January 2007

I didn't think I would live this long. I didn't imagine the day when I wasn't Spinoza alone with my polished glass spheres, when I'd sit in pajamas after two beers—when I would feel the pull of anyone else on my heart.

I'm sorry for mocking the child that lives in you. Her short hair is lovely, and it doesn't matter what bra she will wear in ten years.

I just—am I afraid? I want to be so good, I want—maybe you've seen them. There is an army of sneers. There are so many bigots in Umatilla with twisted mushrooms hearts. I have heard too many jokes—just jokes?—that made my blood boil. I want to show them that compassion and patience are enough.

I want to reach out to alienated anarchists with grimaces for those who wear ties—they're people!
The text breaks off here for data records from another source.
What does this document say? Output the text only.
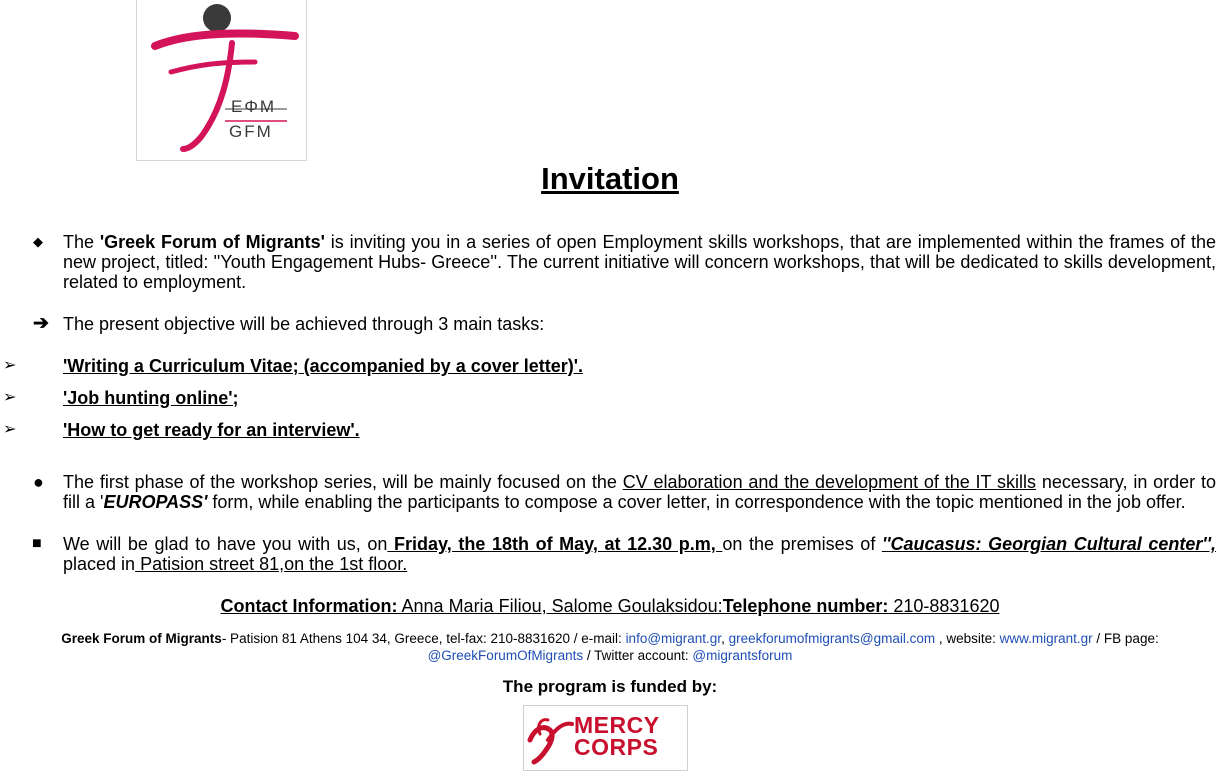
ΕΦΜ
GFM
Invitation
◆ The 'Greek Forum of Migrants' is inviting you in a series of open Employment skills workshops, that are implemented within the frames of the new project, titled: ''Youth Engagement Hubs- Greece''. The current initiative will concern workshops, that will be dedicated to skills development, related to employment.
➔ The present objective will be achieved through 3 main tasks:
➢	'Writing a Curriculum Vitae; (accompanied by a cover letter)'.
➢	'Job hunting online';
➢	'How to get ready for an interview'.
● The first phase of the workshop series, will be mainly focused on the CV elaboration and the development of the IT skills necessary, in order to fill a 'EUROPASS' form, while enabling the participants to compose a cover letter, in correspondence with the topic mentioned in the job offer.
■ We will be glad to have you with us, on Friday, the 18th of May, at 12.30 p.m, on the premises of ''Caucasus: Georgian Cultural center'', placed in Patision street 81,on the 1st floor.
Contact Information: Anna Maria Filiou, Salome Goulaksidou:Telephone number: 210-8831620
Greek Forum of Migrants- Patision 81 Athens 104 34, Greece, tel-fax: 210-8831620 / e-mail: info@migrant.gr, greekforumofmigrants@gmail.com , website: www.migrant.gr / FB page:
@GreekForumOfMigrants / Twitter account: @migrantsforum
The program is funded by:
MERCY
CORPS
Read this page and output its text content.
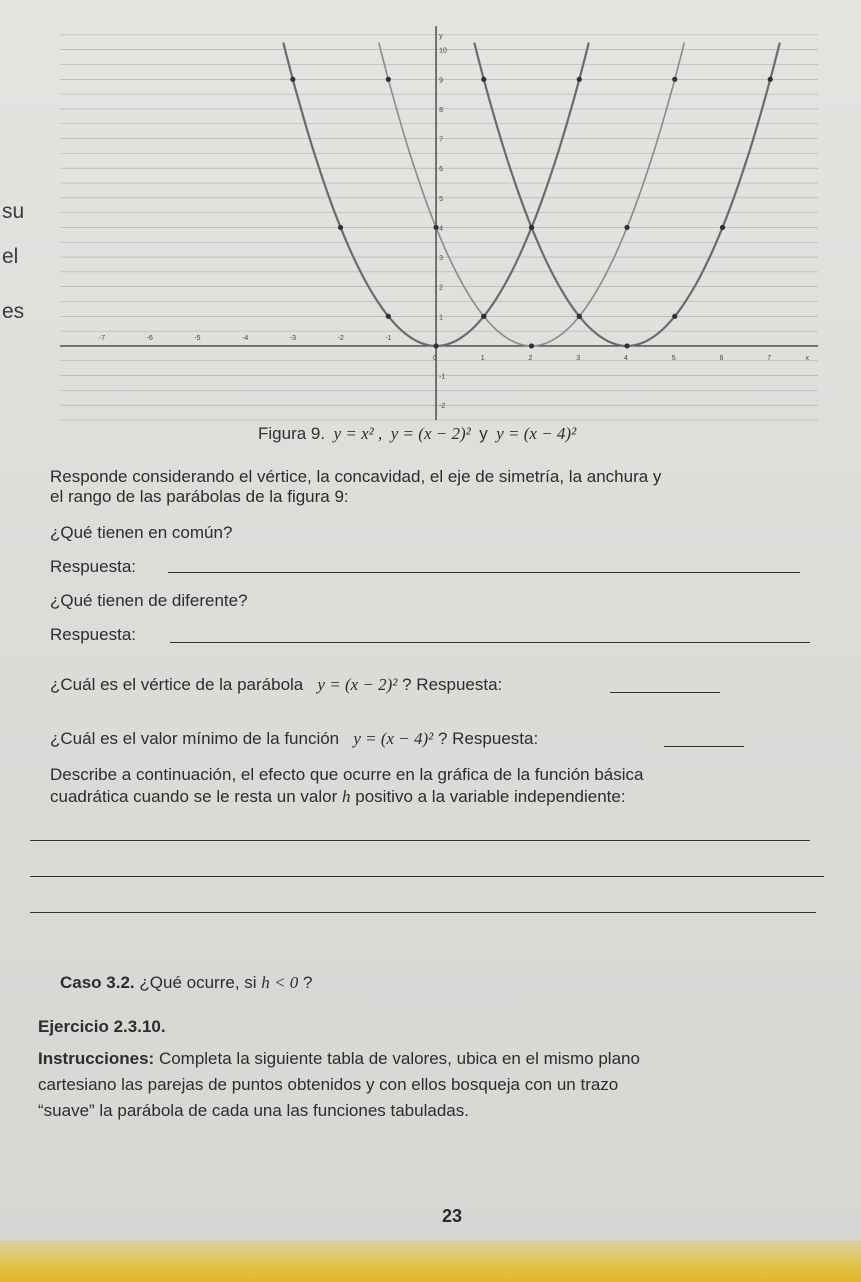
su
el
es
-7	-6	-5	-4	-3	-2	-1
0	1	2	3	4	5	6	7	x
10
9
8
7
6
5
4
3
2
1
-1
-2
y
Figura 9. y = x² , y = (x − 2)² y y = (x − 4)²
Responde considerando el vértice, la concavidad, el eje de simetría, la anchura y
el rango de las parábolas de la figura 9:
¿Qué tienen en común?
Respuesta:
¿Qué tienen de diferente?
Respuesta:
¿Cuál es el vértice de la parábola y = (x − 2)² ? Respuesta:
¿Cuál es el valor mínimo de la función y = (x − 4)² ? Respuesta:
Describe a continuación, el efecto que ocurre en la gráfica de la función básica
cuadrática cuando se le resta un valor h positivo a la variable independiente:
Caso 3.2. ¿Qué ocurre, si h < 0 ?
Ejercicio 2.3.10.
Instrucciones: Completa la siguiente tabla de valores, ubica en el mismo plano
cartesiano las parejas de puntos obtenidos y con ellos bosqueja con un trazo
“suave” la parábola de cada una las funciones tabuladas.
23
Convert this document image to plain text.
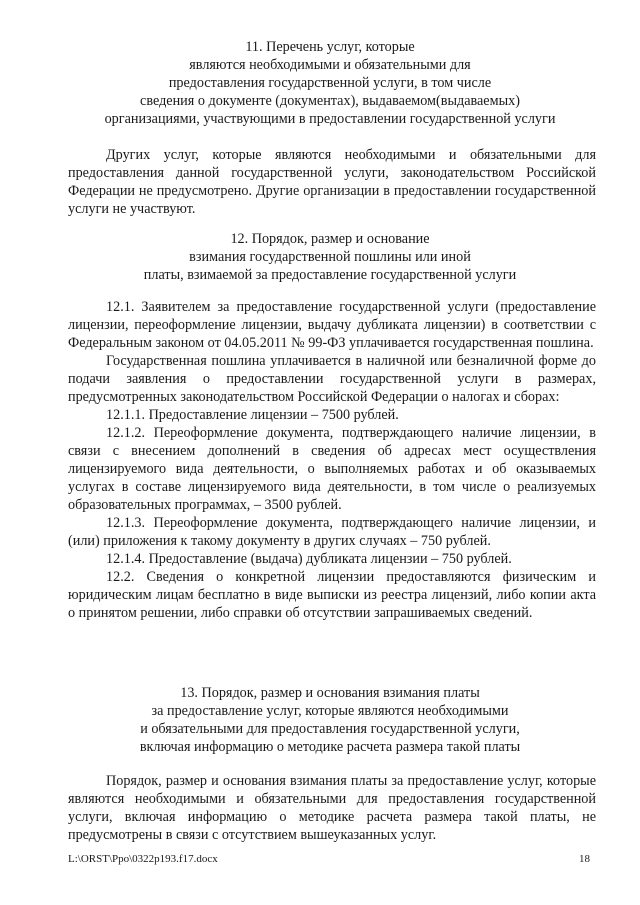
11. Перечень услуг, которые
являются необходимыми и обязательными для
предоставления государственной услуги, в том числе
сведения о документе (документах), выдаваемом(выдаваемых)
организациями, участвующими в предоставлении государственной услуги
Других услуг, которые являются необходимыми и обязательными для предоставления данной государственной услуги, законодательством Российской Федерации не предусмотрено. Другие организации в предоставлении государственной услуги не участвуют.
12. Порядок, размер и основание
взимания государственной пошлины или иной
платы, взимаемой за предоставление государственной услуги

12.1. Заявителем за предоставление государственной услуги (предоставление лицензии, переоформление лицензии, выдачу дубликата лицензии) в соответствии с Федеральным законом от 04.05.2011 № 99-ФЗ уплачивается государственная пошлина.

Государственная пошлина уплачивается в наличной или безналичной форме до подачи заявления о предоставлении государственной услуги в размерах, предусмотренных законодательством Российской Федерации о налогах и сборах:

12.1.1. Предоставление лицензии – 7500 рублей.

12.1.2. Переоформление документа, подтверждающего наличие лицензии, в связи с внесением дополнений в сведения об адресах мест осуществления лицензируемого вида деятельности, о выполняемых работах и об оказываемых услугах в составе лицензируемого вида деятельности, в том числе о реализуемых образовательных программах, – 3500 рублей.

12.1.3. Переоформление документа, подтверждающего наличие лицензии, и (или) приложения к такому документу в других случаях – 750 рублей.

12.1.4. Предоставление (выдача) дубликата лицензии – 750 рублей.

12.2. Сведения о конкретной лицензии предоставляются физическим и юридическим лицам бесплатно в виде выписки из реестра лицензий, либо копии акта о принятом решении, либо справки об отсутствии запрашиваемых сведений.

13. Порядок, размер и основания взимания платы
за предоставление услуг, которые являются необходимыми
и обязательными для предоставления государственной услуги,
включая информацию о методике расчета размера такой платы
Порядок, размер и основания взимания платы за предоставление услуг, которые являются необходимыми и обязательными для предоставления государственной услуги, включая информацию о методике расчета размера такой платы, не предусмотрены в связи с отсутствием вышеуказанных услуг.
L:\ORST\Ppo\0322p193.f17.docx	18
Their bodies are asymmetrical, their genitals are flaccid, they have the same birthmarks you do.

And I want to prove that Umatilla isn't hopeless, to show New Jersey that the South can be deep, that a skyscraper is not tall enough. I want to nail it, to kill it so you feel how lonely it can get no matter where you go, how the heart knocks against the ribcage—I have tears in my eyes and I'm keeping perfect grammar—how silly.

If I have gotten grease on your songs of childhood, have asked you what you fear, I am sorry, I just—you can be a child if you want—I don't want someone to steal it from you, even if I must ask loudly, if coarsely. There are too many children who have been robbed and now they are geysers of blood who spit blood and taste blood—beaten girls with split lips whose skin rots off. We wound without knowing—and I have failed, my god, I have failed so many times.

I will forget even this, but not completely, so whatever remains to move me, don't let me forget that I, here, just want a family again—and it doesn't mean we go back into the womb or pretend that there is no womb. There is—but a monkey's life is so much more than ramming and receiving. There is the sun, these fruits and bugs and shining pools of rain on the ground that take in the stars by night.

I just want to look down for once in my monkey life and see the stars, drink the fruit, fall asleep with you and have faith that for one night—please, just one—we have seen the very same stars. I'm sorry I don't move you, haven't suffered as you have, haven't been braver, have my limbs, sorry for my irony, like it can save anything—and even grateful for it to laugh—just once—to laugh.

Let us get good and pull us together. I know you are trying. I am sorry to the people I have been and accept my apologies from the future. I understand I don't matter: I give up my past to fill the present, to strike hard and hot and turn the earth to steel and plastic so that you have a doll to hold when you are three years old, so we have wires between North Carolina in January and wherever and whenever you are—so we see ever more, so that now we are in the puddle with the stars and that tree and its rosy fruit hanging behind us, colorless in the night, and the orange of the firelight on our furry faces. We are teenagers and will die teenagers, so let's widen the puddle—it's not a symbol but a puddle in the soil and the sun will dry it in the morning and I will forget my hands and my past and die—just to believe that you are me and I am you, that your shoulder is sore, that you are dressed in dirty clothing, your nose is running, and your parents have smoked for decades, that we are filthy and we are children and we are so, oh my god, so old—

that we have both cried and scrawled. And I look at you and it moves down into me, to the bottom of every ocean, across every sea, from seed to redwood, inside each mitochondrion humming in every cell.

We were the same cell a million years ago in some primate Eve's womb—all the same stupid, beautiful thing.

It's not a sermon, it's just me crying out. I'm not good enough, but I'm gonna try. I don't know what else to do. I'll learn to drum and dance, to fence and speak Farsi, learn what you have been, sister, mother, bacterium a billion dead, because I need to live it, every second, more and more, let me bring you in, lift you up and for one second, you are here with tears that will not leave your eyes, you are me, you are typing, I can't .. I can't end it, this is too long already, but it is so good, life, you, you, you. I can't not try every symbol I know. Please let me have been brave, have tried; let me be Clotho and Lachesis, let me be the Muses, let's just be Jesus together, let's take him down from the cross and take our turns climbing up there, and when we have all bled—but not died, he doesn't have to die, we don't have to die—then, then we can go on living, however dirty, however long we wait alone, just believe it. Let me birth you, let me cradle you as you sleep, let us get sick together, let us spend a year alone together, let us even cheat on each other together.

Let us launch a thousand ships and sail to kill each other together. You, you you you you and Eris and Jesus and every Nazi and every person who died alone of the plague, every dead dinosaur who saw those fateful comet photons and my little bird, you and me, and all of it, all of it, please.